Powstaje „Creed-Verse” czyli uniwersum Creeda dla Amazona
Powstaną nowe filmy, ale także seriale, w tym produkcje anime w świecie Creeda i Rocky’ego! Serwis Deadline poinformował, że wytwórnia MGM zachwycona jest sukcesem Creeda III w kinach i zamierza przerodzić serię w prawdziwe uniwersum, obejmujące zarówno filmy, jak i seriale. Przez ostatni rok Amazon wielokrotnie spotykał się z Michaelem B. Jordanem, ael żadne oficjalne deklaracje jeszcze nie padły od żadnej ze stron. Potwierdzono natomiast, że już teraz firma miała zaakceptować rozpoczęcie prac nad serią anime. Blisko zielonego światła jest także spin-off poświęcony córce Adonisa Creeda, Amary, w którą w trzeciej części wcieliła się głucha aktorka Mila Davis-Kent. Obecnie trwają również prace nad filmowym spin-offem poświęconym Viktorowi Drago, przeciwniku Creeda z drugiej części. W tej roli ponownie zobaczymy Floriana Munteanu. Podczas premiery Creeda III aktor przyznał, że jest bardzo podekscytowany budowaniem uniwersum.

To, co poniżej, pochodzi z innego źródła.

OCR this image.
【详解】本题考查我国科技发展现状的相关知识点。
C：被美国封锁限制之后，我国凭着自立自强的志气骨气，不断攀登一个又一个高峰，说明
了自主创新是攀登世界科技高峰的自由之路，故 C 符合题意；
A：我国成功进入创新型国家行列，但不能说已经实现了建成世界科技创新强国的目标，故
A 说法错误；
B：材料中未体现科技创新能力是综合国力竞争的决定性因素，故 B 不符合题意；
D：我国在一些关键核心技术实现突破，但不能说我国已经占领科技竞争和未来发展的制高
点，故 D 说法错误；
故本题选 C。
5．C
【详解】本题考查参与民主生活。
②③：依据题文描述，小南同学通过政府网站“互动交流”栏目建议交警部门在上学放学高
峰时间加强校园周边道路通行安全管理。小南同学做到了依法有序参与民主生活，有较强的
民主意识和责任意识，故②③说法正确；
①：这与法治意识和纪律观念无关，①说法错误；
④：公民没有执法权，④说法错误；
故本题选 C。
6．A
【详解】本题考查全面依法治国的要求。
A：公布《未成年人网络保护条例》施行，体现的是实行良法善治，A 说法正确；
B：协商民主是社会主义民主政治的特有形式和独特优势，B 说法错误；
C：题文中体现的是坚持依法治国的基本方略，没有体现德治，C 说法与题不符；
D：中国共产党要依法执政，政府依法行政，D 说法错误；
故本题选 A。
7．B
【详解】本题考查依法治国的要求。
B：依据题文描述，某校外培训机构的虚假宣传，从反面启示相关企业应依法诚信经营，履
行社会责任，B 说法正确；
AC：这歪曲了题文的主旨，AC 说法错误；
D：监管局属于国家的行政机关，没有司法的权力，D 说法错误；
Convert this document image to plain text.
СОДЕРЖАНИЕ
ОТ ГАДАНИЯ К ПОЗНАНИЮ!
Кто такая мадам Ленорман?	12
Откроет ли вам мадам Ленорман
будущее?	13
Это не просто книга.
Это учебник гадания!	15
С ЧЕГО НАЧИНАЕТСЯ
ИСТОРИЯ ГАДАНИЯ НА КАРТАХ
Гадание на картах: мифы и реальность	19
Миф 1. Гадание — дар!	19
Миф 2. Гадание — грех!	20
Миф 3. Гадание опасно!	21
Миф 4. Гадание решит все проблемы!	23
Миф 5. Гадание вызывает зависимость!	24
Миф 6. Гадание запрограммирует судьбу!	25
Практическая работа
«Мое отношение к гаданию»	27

Creed III to dobra kontynuacja
Na rozwój filmowo-serialowego „Creed-Verse” będziemy musieli jeszcze poczekać. W tej chwili nie wiadomo, czy Creed IV powstanie, czy też Michael B. Jordan pozostawi swojego bohatera na sportowej emeryturze, skupiając się wyłącznie na innych postaciach. Jednak to co dostaliśmy w trzeciej części jest dla mnie satysfakcjonujące. Poznaliśmy lepiej głównego bohatera oraz jego losy. Dostaliśmy ciekawego rywala, który sprawiał wrażenie, że nie pozostawi nic po Adonisie, przejedzie po nim jak taran. Wszyscy wiemy, że nigdy by się tak nie stało, przynajmniej nie w naszym przemyśle filmowym, a tym bardziej z Hollywood. Oceniam Creeda III pozytywnie, polecam go fanom serii oraz tym, którzy lubią dramaty sportowe.
Zalety
- Rozwój głównego bohatera
- Solidny antagonista w postaci Damiana
- Dynamiczna akcja
- Wiążąca się fabuła w całość
- Udany debiut reżyserski Michaela B. Jordana
Wady
- Czasem brak realizmu (wybaczam)
- Brak większej namiastki o Rocky’m
- Mało scen z przygotowań do walki
- „Banalna śmierć” matki Adonisa
Moja ocena 7/10.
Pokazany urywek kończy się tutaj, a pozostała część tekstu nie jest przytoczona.